# Boston Celtics St. Patrick's Day Jersey Unveil



## USSKittyHawk (Jul 22, 2005)

> The NBA will celebrate the St. Patrick's Day holiday this year when three teams wear Special Edition NBA St. Patrick’s Day Uniforms. The Boston Celtics, Chicago Bulls, and New York Knicks will participate in the holiday celebration by wearing specially designed green uniforms in home games beginning March 12. In addition to the uniforms, a variety of accessories with various shamrock inspired graphics utilizing the NBA logo will be available.


----------



## Causeway (May 18, 2005)

ha pretty funny since we already wear GREEN and use a Shamrock as part of our logo. Not a drastic change.


----------



## OKane730 (Mar 3, 2006)

I kinda like them, remind my of LeBron's highschool jersey


----------



## Floods (Oct 25, 2005)

them things are dumb


----------



## Premier (Oct 30, 2003)

Well, at least they are better than our alternates.


----------



## OKane730 (Mar 3, 2006)

TheBigDonut said:


> them things are dumb


We'll we won't wear them for long anyways


----------



## Floods (Oct 25, 2005)

Premier said:


> Well, at least they are better than our alternates.
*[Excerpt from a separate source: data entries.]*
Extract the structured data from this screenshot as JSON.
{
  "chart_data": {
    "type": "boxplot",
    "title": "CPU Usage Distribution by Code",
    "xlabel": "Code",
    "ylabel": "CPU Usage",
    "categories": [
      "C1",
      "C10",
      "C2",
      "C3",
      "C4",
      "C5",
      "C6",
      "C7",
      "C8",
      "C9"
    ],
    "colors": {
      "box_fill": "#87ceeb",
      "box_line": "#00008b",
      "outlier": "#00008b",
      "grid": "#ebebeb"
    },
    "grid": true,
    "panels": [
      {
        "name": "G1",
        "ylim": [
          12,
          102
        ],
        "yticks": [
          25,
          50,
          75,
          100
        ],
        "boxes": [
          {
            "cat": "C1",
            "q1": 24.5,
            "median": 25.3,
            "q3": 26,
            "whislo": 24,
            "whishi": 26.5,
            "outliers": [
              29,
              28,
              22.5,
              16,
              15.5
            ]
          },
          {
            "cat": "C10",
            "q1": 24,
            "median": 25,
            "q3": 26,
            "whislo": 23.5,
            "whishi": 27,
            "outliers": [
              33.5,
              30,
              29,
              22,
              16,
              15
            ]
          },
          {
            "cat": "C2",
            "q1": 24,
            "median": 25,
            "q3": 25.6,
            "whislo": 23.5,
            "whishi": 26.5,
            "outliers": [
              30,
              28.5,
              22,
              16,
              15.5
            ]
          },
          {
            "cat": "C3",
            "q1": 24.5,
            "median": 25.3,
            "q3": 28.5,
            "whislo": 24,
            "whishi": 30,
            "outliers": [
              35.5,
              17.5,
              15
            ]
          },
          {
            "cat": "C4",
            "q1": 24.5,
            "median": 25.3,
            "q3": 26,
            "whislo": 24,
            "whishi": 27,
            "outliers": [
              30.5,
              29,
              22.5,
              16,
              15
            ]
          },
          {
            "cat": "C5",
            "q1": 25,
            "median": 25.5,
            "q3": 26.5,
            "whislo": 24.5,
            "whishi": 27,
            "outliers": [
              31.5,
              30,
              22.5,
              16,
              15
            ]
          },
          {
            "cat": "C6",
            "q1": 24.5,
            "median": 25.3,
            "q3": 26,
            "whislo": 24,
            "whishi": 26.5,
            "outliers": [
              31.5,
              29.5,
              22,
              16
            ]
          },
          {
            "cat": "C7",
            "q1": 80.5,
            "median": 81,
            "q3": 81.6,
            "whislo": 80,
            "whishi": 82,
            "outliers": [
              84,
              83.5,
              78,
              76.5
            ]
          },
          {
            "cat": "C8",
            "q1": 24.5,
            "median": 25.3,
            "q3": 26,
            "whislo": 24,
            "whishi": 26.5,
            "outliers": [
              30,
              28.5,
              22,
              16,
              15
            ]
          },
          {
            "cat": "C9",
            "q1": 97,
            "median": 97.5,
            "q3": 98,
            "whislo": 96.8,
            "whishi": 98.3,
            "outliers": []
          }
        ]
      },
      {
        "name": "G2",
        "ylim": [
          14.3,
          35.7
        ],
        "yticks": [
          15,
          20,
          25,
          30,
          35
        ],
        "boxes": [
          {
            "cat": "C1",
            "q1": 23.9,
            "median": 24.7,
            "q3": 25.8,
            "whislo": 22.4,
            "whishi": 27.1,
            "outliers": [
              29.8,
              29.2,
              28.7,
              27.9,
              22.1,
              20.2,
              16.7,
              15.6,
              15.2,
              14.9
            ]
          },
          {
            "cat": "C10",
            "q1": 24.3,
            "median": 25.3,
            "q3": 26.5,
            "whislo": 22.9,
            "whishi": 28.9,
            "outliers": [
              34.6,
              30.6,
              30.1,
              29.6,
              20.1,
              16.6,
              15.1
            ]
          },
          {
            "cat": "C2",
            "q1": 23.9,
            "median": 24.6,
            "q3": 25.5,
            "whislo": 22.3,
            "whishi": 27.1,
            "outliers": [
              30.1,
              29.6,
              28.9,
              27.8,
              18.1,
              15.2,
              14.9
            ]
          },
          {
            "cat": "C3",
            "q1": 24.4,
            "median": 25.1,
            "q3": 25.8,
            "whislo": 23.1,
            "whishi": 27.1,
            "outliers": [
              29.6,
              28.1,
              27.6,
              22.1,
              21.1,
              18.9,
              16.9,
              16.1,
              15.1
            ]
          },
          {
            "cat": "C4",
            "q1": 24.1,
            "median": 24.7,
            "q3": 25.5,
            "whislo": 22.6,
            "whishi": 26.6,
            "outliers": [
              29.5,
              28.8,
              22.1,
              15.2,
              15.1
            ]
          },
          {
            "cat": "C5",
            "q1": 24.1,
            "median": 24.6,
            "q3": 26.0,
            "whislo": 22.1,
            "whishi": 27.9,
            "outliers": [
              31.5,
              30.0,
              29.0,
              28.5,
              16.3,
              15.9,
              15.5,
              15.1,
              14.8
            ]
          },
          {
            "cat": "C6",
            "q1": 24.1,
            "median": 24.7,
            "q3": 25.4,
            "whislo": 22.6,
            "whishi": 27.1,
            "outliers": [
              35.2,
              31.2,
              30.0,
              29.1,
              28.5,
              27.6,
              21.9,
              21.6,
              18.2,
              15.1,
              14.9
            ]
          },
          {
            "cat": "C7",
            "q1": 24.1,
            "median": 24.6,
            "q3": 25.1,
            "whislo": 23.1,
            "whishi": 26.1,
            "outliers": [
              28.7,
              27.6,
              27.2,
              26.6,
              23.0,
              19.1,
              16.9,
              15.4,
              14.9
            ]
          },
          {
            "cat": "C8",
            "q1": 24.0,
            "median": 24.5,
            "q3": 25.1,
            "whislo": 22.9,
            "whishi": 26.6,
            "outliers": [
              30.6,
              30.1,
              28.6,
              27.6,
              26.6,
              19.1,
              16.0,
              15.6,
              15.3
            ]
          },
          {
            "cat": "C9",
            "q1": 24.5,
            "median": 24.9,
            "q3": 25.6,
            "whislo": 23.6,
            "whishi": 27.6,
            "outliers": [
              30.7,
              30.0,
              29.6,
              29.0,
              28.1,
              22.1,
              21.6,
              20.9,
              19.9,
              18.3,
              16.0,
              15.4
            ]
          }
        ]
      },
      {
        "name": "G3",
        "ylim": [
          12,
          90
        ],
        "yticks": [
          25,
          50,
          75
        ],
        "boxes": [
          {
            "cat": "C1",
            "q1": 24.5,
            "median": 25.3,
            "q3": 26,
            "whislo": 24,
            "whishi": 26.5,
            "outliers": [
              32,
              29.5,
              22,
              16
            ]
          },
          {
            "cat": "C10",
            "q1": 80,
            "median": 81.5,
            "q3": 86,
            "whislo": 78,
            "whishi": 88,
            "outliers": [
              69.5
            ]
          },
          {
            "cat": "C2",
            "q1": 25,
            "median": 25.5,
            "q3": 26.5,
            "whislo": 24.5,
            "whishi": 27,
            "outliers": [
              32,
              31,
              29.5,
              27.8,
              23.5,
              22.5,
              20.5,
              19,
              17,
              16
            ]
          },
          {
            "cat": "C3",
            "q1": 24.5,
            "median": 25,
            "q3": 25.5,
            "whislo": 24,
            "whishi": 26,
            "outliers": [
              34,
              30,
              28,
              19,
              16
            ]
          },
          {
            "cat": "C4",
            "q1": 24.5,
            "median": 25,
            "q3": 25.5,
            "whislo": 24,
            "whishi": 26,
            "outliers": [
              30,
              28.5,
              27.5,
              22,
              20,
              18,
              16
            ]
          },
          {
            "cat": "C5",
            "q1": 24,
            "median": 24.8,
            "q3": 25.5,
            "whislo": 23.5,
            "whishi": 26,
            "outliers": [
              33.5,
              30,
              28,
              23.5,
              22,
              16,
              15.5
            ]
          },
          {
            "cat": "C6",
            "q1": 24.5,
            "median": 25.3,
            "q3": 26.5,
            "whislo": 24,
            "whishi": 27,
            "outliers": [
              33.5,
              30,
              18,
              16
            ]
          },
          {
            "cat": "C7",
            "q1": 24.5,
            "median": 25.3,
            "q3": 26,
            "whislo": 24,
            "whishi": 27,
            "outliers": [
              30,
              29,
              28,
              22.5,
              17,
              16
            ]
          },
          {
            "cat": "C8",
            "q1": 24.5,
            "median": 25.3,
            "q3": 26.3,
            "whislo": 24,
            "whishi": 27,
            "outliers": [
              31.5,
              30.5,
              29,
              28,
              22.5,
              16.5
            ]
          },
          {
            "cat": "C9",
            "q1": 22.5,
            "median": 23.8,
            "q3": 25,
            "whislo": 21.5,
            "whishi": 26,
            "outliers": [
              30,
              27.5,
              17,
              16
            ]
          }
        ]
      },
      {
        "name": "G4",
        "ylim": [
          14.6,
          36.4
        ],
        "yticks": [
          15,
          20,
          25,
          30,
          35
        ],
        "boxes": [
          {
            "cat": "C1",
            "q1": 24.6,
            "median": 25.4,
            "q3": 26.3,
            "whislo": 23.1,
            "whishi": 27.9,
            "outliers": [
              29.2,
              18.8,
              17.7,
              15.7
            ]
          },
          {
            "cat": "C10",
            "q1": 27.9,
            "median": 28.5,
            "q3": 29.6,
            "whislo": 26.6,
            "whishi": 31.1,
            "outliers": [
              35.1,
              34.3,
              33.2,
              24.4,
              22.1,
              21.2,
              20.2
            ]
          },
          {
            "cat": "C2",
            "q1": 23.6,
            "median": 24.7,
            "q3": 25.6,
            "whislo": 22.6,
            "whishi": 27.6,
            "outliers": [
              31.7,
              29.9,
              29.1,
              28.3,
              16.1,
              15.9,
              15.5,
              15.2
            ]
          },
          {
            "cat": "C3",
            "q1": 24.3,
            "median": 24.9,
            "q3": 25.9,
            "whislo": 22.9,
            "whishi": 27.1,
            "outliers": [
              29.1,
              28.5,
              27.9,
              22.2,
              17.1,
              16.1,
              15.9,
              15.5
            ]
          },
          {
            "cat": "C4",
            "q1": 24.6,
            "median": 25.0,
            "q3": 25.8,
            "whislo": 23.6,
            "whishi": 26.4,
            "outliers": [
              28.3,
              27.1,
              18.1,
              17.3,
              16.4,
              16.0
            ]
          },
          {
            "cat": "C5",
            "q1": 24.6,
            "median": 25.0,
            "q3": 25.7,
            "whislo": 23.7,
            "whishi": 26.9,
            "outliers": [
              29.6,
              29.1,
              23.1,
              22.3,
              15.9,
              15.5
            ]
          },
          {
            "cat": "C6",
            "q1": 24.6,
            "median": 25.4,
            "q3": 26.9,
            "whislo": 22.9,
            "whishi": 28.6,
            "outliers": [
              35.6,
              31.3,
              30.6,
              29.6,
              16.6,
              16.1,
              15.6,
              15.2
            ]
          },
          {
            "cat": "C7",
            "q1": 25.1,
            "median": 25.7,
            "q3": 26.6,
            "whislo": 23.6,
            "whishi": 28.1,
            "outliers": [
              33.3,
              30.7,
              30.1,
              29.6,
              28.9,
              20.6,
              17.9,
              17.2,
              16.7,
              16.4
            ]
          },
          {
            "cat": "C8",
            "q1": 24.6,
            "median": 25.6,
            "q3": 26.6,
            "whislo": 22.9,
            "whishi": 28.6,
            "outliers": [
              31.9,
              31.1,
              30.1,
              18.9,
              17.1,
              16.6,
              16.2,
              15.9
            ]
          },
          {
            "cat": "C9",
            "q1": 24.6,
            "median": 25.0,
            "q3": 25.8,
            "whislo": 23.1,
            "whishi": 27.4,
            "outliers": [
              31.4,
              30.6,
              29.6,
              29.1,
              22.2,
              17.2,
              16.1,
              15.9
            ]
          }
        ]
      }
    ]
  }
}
HA! yeah right! Alternates > St. Patty unis



OKane730 said:


> Well we won't wear them for long.


Thank the lord.


----------



## AMΣRICAN GOD™ (Jun 4, 2005)

OKane730 said:


> I kinda like them, remind my of LeBron's highschool jersey


I thought they were the St. Mary/St. Vincent jerseys!

EDIT: Why is Wally there? Why not a vet or a young player like Delonte.


----------



## #1AntoineWalkerFan (Mar 10, 2005)

those are the ugliest things ive ever seen in my life


----------



## Floods (Oct 25, 2005)

#1AntoineWalkerFan said:


> those are the ugliest things ive ever seen in my life


don't know about that, Grizz uniforms are ugly *******s.


----------



## OKane730 (Mar 3, 2006)

TheBigDonut said:


> don't know about that, Grizz uniforms are ugly *******s.



Yea, definatley...


----------



## Aznboi812 (Nov 9, 2005)

i wonder how does the bulls jersey would look in green? Any jersey is better than that knicks' hard classic


----------



## Floods (Oct 25, 2005)

Aznboi812 said:


> i wonder how does the bulls jersey would look in green? Any jersey is better than that knicks' hard classic


Bulls unis look like the red ones, except green. Weird yeah.


----------



## Floods (Oct 25, 2005)

OKane730 said:


> Yea, definatley...


whoever thought them things up needs to be back-handed across the face. Bucks are pretty bad too.


----------



## Aznboi812 (Nov 9, 2005)

::hides his Grizzlies Jersey under his bed::

Yea I know right they were ugly.


----------



## OKane730 (Mar 3, 2006)

Aznboi812 said:


> ::hides his Grizzlies Jersey under his bed::
> 
> Yea I know right they were ugly.



lol, yea the bucks jerseys are even worse I think


----------